The most prominent feature of this tool is its regional filtering. While conventional measurement tools compare overall results collectively, SLV's benchmark tool outputs a comparison narrowed down specifically to results originating from validator leaders in a particular region, in addition to the results from all regions (global). It can be launched with a single command and can be executed either interactively or by specifying options.

For developers and traders pursuing ultra-low latency, the ability to more accurately grasp the actual performance in the region where their own servers are located significantly changes the precision of environment selection and architecture design.

SLV Official Site: https://slv.dev/en
Speed Comparison Documentation: https://slv.dev/en/doc/geyser-grpc/speed-comparison/

Why is Regional Measurement Necessary? — Structural Challenges of Globally Distributed Blockchains
Block generation on Solana operates on a system where the validator leader moves around the world in short cycles.
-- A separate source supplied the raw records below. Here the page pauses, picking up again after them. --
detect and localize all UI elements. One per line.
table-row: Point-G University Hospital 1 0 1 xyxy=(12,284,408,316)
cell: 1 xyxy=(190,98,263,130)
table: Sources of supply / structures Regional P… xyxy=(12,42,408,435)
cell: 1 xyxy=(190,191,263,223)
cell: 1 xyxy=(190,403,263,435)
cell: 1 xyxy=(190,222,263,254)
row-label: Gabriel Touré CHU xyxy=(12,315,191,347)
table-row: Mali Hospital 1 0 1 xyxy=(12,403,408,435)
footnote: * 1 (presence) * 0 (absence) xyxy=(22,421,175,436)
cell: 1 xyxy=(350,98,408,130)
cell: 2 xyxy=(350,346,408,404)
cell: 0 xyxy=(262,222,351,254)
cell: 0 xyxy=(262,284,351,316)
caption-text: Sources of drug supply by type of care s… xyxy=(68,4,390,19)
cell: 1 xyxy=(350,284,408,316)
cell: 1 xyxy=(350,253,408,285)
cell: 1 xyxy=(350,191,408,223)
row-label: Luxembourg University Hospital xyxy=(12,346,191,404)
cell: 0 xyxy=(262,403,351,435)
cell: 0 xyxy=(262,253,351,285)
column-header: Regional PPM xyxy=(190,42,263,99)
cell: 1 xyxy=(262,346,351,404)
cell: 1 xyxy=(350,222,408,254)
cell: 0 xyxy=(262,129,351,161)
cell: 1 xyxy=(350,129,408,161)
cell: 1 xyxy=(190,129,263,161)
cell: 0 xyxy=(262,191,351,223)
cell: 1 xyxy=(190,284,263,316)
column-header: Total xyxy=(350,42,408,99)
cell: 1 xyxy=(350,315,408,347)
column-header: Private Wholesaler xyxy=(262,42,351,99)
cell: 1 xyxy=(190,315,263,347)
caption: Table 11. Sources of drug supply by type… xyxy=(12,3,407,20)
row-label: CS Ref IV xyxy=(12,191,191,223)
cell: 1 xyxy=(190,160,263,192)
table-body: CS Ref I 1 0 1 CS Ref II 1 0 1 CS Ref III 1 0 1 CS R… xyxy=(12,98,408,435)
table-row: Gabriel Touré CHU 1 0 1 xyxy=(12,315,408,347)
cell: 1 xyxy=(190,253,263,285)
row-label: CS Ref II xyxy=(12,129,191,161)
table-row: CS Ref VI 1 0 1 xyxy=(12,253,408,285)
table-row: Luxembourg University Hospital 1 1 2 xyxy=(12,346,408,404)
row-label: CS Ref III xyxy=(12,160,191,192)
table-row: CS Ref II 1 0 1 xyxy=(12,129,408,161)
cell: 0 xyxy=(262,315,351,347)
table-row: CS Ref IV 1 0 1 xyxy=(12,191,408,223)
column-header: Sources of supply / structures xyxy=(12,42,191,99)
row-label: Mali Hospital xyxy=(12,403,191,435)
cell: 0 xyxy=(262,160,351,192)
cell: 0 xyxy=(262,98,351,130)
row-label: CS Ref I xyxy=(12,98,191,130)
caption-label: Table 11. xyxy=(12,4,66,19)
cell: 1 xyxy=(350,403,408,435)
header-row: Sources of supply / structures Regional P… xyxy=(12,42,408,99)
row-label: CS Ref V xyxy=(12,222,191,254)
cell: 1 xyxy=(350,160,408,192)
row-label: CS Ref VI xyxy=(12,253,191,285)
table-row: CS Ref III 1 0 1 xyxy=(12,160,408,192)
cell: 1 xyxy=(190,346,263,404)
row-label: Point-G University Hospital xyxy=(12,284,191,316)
In one slot, a validator in Frankfurt becomes the leader; in the next slot, Tokyo; and then New York — the geographical location of the leader is constantly shifting.

Conventional measurement tools aggregate data from all slots collectively. While this is a correct approach for a general-purpose evaluation, it has structural limitations when pursuing ultra-low latency.

When receiving data generated by a validator leader in Tokyo using a server located in Frankfurt, the physical distance unavoidably limits the communication speed.